Dokumentation Kieler Koalitionsvertrag

CDU und SPD in Schleswig-Holstein haben im Koalitionsvertrag unter dem Motto "In Verantwortung für Schleswig-Holstein: Arbeit, Bildung, Zukunft" die Schwerpunkte ihrer Regierungsarbeit definiert. Eine Auswahl:

HAUSHALT

- Die Nettoneuverschuldung soll halbiert werden.

- Die Arbeitszeit der Beamten wird um eine Wochenstunde verlängert.

- Auf Bundesebene befürwortet die Koalition eine Reform der Einkommensteuer und der Unternehmensbesteuerung, Subventionsabbau sowie neue Verhandlungen über die Erbschaftsteuer

VERWALTUNG

- Die Landesverwaltung soll im Wesentlichen auf ministerielle Aufgaben beschränkt werden. Landesämter werden aufgelöst.

- Fusionen von Gemeinden, Ämtern und Kreisen werden unterstützt, eine zwangsweise Gebietsreform gibt es nicht.


NORDDEUTSCHE KOOPERATION

- Ziel ist eine gemeinsame Wirtschafts- und Verwaltungsregion mit Hamburg.

WIRTSCHAFT

- Zu den wichtigsten Verkehrsvorhaben gehören der Weiterbau der Ostseeautobahn A 20 über die Elbe nach Niedersachsen und eine feste Fehmarnbelt-Querung.
- Die Restlaufzeiten für die Atomkraftwerke werden akzeptiert.

BILDUNG und WISSENSCHAFT

- Das dreigliedrige Schulsystem bleibt.
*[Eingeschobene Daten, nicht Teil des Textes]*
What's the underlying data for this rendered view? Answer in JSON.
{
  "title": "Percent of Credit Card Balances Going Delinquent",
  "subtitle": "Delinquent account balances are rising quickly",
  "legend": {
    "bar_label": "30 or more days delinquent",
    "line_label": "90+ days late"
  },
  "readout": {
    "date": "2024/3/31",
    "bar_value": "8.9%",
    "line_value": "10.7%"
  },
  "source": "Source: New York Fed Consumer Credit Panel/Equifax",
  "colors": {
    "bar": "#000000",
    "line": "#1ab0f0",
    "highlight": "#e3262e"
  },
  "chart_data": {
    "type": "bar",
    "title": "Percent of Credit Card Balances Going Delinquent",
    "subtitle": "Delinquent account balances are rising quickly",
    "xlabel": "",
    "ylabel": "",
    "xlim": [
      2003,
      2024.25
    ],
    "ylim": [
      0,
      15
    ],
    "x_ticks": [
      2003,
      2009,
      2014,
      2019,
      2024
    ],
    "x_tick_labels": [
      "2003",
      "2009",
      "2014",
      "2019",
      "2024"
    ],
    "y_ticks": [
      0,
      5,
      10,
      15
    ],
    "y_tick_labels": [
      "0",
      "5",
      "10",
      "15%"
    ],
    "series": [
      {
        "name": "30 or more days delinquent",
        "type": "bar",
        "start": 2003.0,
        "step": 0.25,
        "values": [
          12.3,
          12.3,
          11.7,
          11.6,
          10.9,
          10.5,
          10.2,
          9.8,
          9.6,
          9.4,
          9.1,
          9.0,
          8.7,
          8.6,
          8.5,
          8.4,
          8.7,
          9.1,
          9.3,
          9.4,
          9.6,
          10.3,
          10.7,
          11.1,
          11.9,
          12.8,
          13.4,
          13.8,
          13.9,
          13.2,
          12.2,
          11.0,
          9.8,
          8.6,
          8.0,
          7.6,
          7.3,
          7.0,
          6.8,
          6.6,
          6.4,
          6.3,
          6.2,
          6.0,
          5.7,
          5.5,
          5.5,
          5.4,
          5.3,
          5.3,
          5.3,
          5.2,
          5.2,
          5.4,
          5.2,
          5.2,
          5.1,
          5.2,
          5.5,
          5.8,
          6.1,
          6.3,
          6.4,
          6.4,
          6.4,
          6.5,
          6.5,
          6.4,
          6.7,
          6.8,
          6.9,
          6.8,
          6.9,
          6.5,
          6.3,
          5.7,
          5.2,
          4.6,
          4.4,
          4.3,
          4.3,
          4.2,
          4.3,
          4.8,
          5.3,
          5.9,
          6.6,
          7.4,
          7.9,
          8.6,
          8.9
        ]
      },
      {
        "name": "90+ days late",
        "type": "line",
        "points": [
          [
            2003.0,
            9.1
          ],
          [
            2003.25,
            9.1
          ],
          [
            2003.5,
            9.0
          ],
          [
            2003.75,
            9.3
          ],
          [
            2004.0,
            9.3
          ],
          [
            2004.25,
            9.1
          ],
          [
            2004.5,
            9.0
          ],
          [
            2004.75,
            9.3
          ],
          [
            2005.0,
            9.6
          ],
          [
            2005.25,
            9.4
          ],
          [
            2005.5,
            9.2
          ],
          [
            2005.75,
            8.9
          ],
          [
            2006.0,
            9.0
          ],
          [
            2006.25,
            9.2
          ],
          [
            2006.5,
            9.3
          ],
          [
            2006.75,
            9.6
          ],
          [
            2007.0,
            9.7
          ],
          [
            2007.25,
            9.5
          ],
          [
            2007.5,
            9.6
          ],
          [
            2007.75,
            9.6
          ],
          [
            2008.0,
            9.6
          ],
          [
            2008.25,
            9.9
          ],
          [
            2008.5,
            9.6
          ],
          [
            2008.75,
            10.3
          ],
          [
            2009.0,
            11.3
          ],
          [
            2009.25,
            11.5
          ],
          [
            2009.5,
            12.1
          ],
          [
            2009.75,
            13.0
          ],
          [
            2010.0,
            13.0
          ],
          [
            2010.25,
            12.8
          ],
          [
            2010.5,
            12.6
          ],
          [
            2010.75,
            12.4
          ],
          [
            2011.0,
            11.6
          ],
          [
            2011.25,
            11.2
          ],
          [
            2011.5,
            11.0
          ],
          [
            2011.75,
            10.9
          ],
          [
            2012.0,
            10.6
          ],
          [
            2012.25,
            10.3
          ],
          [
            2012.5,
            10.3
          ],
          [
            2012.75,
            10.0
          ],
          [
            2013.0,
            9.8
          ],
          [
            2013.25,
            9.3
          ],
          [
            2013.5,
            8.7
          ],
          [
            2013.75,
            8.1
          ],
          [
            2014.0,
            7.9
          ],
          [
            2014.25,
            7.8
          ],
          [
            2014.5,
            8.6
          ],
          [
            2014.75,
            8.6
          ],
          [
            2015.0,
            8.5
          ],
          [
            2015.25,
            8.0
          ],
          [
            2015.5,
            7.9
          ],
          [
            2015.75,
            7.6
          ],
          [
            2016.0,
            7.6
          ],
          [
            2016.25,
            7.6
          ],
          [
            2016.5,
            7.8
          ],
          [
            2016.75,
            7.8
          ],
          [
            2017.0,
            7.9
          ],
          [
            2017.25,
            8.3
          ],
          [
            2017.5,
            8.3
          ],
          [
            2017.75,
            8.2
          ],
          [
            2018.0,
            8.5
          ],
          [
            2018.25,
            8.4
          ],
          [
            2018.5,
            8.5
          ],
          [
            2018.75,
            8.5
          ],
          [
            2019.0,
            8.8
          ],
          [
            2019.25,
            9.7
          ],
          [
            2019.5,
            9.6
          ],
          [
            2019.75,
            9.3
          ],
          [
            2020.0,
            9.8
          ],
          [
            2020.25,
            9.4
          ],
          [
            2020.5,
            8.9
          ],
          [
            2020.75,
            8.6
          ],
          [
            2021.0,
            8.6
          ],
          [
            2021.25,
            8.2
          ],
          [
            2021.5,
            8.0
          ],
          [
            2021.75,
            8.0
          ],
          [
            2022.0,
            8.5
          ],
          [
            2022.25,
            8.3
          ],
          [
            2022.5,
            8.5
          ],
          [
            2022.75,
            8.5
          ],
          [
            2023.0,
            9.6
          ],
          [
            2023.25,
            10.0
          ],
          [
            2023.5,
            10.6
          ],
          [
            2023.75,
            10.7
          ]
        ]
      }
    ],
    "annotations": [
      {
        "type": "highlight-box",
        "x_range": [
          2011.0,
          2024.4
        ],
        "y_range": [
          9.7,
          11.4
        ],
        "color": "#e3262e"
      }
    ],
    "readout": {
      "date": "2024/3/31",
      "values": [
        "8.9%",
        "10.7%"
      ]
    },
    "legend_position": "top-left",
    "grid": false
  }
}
Bestehende Gesamtschulen können zu den von der SPD gewünschten Gemeinschaftsschulen werden.

- Flächendeckend wird das Abitur nach zwölf Jahren angestrebt.
- Die weiter umstrittenen Studiengebühren werden nicht vorangetrieben; es soll aber im Norden keine Insellösung geben.

INNERES und JUSTIZ

- Bei der Strafverfolgung soll die DNA-Analyse in "geeigneten Deliktsbereichen" genutzt werden, Videoüberwachung im öffentlichen Raum wird auf polizeiliche Brennpunkte beschränkt.

SPARKASSEN


- Sie bleiben öffentlich-rechtlich.


LANDWIRTSCHAFT und UMWELT

- Der Einsatz der Gentechnik bleibt umstritten.

- Die Gebiete für das europäische Naturschutznetz Natura 2000 sollen einschließlich schon gemeldeter Flächen überprüft werden.

LANDTAG

- Beide Fraktionen stimmen nicht mit wechselnden Mehrheiten ab.